Plus de 84.000 personnes ont fui, depuis début décembre, les violences dans l’est de la République démocratique du Congo (RDC) pour trouver refuge au Burundi voisin, selon l’agence de l’ONU pour les réfugiés.
Le Haut-Commissariat des Nations unies pour les réfugiés (HCR) s’est dit « profondément préoccupé » vendredi par la dégradation rapide des conditions d’accueil, conséquence directe de l’afflux de civils fuyant les combats entre les rebelles du groupe M23 et les forces armées congolaises dans l’est de la RDC.
Chaque jour, des milliers de personnes franchissent la frontière à pied ou en bateau, saturant des ressources locales déjà fragiles.

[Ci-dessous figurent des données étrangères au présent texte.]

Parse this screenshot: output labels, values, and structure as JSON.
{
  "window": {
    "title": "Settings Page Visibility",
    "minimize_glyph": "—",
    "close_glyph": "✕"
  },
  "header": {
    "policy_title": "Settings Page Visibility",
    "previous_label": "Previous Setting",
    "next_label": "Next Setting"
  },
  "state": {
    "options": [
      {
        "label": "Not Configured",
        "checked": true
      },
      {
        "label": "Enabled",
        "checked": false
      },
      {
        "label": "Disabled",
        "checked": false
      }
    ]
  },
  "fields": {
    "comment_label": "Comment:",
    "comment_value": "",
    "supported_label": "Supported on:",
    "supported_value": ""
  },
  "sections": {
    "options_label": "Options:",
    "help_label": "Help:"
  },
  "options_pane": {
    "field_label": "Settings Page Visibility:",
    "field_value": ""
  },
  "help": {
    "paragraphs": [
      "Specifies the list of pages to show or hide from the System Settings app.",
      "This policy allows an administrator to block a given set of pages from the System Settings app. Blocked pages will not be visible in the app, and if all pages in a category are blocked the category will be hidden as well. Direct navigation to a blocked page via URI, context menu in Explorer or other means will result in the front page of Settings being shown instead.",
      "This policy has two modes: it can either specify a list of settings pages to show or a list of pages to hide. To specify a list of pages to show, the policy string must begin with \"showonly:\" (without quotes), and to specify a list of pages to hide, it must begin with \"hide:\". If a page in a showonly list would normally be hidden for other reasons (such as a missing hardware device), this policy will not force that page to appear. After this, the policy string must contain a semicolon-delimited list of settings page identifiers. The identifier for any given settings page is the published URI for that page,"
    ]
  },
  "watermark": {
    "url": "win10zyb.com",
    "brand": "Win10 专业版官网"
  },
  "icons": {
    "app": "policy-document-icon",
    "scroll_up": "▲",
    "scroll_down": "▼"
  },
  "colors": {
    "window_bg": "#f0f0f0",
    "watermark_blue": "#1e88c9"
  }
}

Femmes et enfants constituent l’essentiel de ces nouveaux arrivants.
« Ils arrivent épuisés et gravement traumatisés, portant les marques physiques et psychologiques d’une violence terrifiante », a déclaré depuis Bujumbura Brigitte Mukanga-Eno, représentante du HCR au Burundi, lors d’un point de presse de l’ONU à Genève.
« Nos équipes ont rencontré des femmes enceintes qui ont déclaré ne pas avoir mangé depuis plusieurs jours », a-t-elle ajouté. Selon le HCR, plus de 200.000 Congolais résident désormais dans le pays, qui peine à les accueillir dans des conditions descentes.

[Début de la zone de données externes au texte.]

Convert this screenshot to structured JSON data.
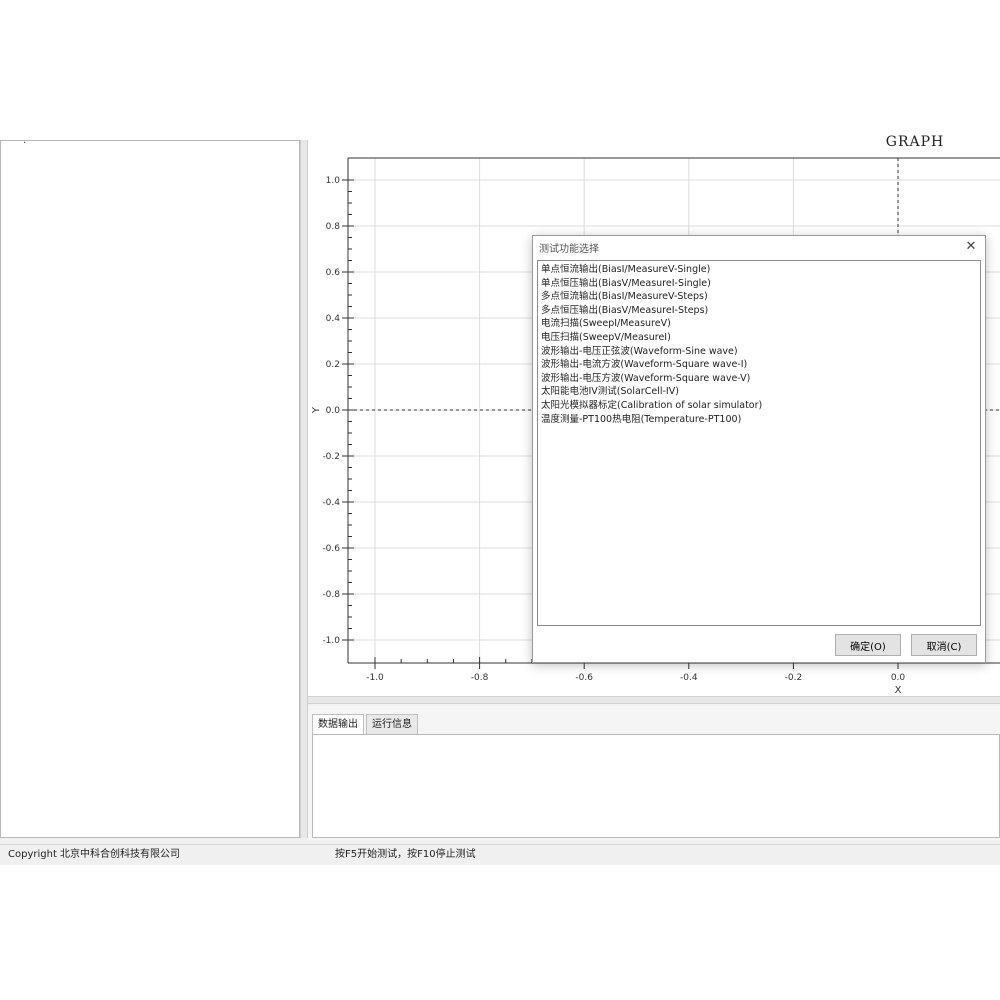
{
  "left_panel": {
    "mark": "·"
  },
  "graph": {
    "title": "GRAPH"
  },
  "chart_data": {
    "type": "line",
    "title": "GRAPH",
    "xlabel": "X",
    "ylabel": "Y",
    "xlim": [
      -1.1,
      0.0
    ],
    "ylim": [
      -1.1,
      1.0
    ],
    "x_ticks": [
      -1.0,
      -0.8,
      -0.6,
      -0.4,
      -0.2,
      0.0
    ],
    "x_tick_labels": [
      "-1.0",
      "-0.8",
      "-0.6",
      "-0.4",
      "-0.2",
      "0.0"
    ],
    "y_ticks": [
      1.0,
      0.8,
      0.6,
      0.4,
      0.2,
      0.0,
      -0.2,
      -0.4,
      -0.6,
      -0.8,
      -1.0
    ],
    "y_tick_labels": [
      "1.0",
      "0.8",
      "0.6",
      "0.4",
      "0.2",
      "0.0",
      "-0.2",
      "-0.4",
      "-0.6",
      "-0.8",
      "-1.0"
    ],
    "grid": true,
    "series": [],
    "crosshair": {
      "x": 0.0,
      "y": 0.0
    }
  },
  "dialog": {
    "title": "测试功能选择",
    "close_glyph": "✕",
    "items": [
      "单点恒流输出(BiasI/MeasureV-Single)",
      "单点恒压输出(BiasV/MeasureI-Single)",
      "多点恒流输出(BiasI/MeasureV-Steps)",
      "多点恒压输出(BiasV/MeasureI-Steps)",
      "电流扫描(SweepI/MeasureV)",
      "电压扫描(SweepV/MeasureI)",
      "波形输出-电压正弦波(Waveform-Sine wave)",
      "波形输出-电流方波(Waveform-Square wave-I)",
      "波形输出-电压方波(Waveform-Square wave-V)",
      "太阳能电池IV测试(SolarCell-IV)",
      "太阳光模拟器标定(Calibration of solar simulator)",
      "温度测量-PT100热电阻(Temperature-PT100)"
    ],
    "ok_label": "确定(O)",
    "cancel_label": "取消(C)"
  },
  "bottom_panel": {
    "tabs": [
      "数据输出",
      "运行信息"
    ]
  },
  "status_bar": {
    "left": "Copyright 北京中科合创科技有限公司",
    "right": "按F5开始测试，按F10停止测试"
  }
}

Les centres de transit et les sites informels d’accueil ont depuis longtemps dépassé leurs capacités, parfois de près de 200 %, laissant des centaines de familles dans des conditions jugées intenables par le HCR.
Le HCR estime à plus de 47 millions de dollars les fonds nécessaires au cours des quatre prochains mois pour venir en aide à quelque 500.000 déplacés internes en RDC et jusqu’à 166.000 réfugiés au Burundi, au Rwanda et dans d’autres pays voisins.
« Nous connaissons une situation financière très difficile depuis le début de l’année. Et rien qu’en 2025, c’est la deuxième fois que le Burundi est confronté à cet afflux massif de réfugiés », a souligné Mme Mukanga-Eno. Sans un renforcement rapide des financements, prévient l’agence onusienne, l’aide continuera d’arriver au compte-gouttes.
Le Conseil de sécurité de l’ONU prolonge d’un an sa force de maintien de la paix
Le Conseil de sécurité des Nations Unies a adopté vendredi à l’unanimité une résolution visant à renouveler pour un an le mandat de la Mission de l’Organisation des Nations unies pour la stabilisation en République démocratique du Congo (MONUSCO), soit jusqu’au 20 décembre 2026.
La résolution 2808 maintient le plafond autorisé de 11.500 militaires, 600 observateurs militaires et officiers d’état-major, 443 policiers et 1.270 membres des unités de police constitués pour cette mission.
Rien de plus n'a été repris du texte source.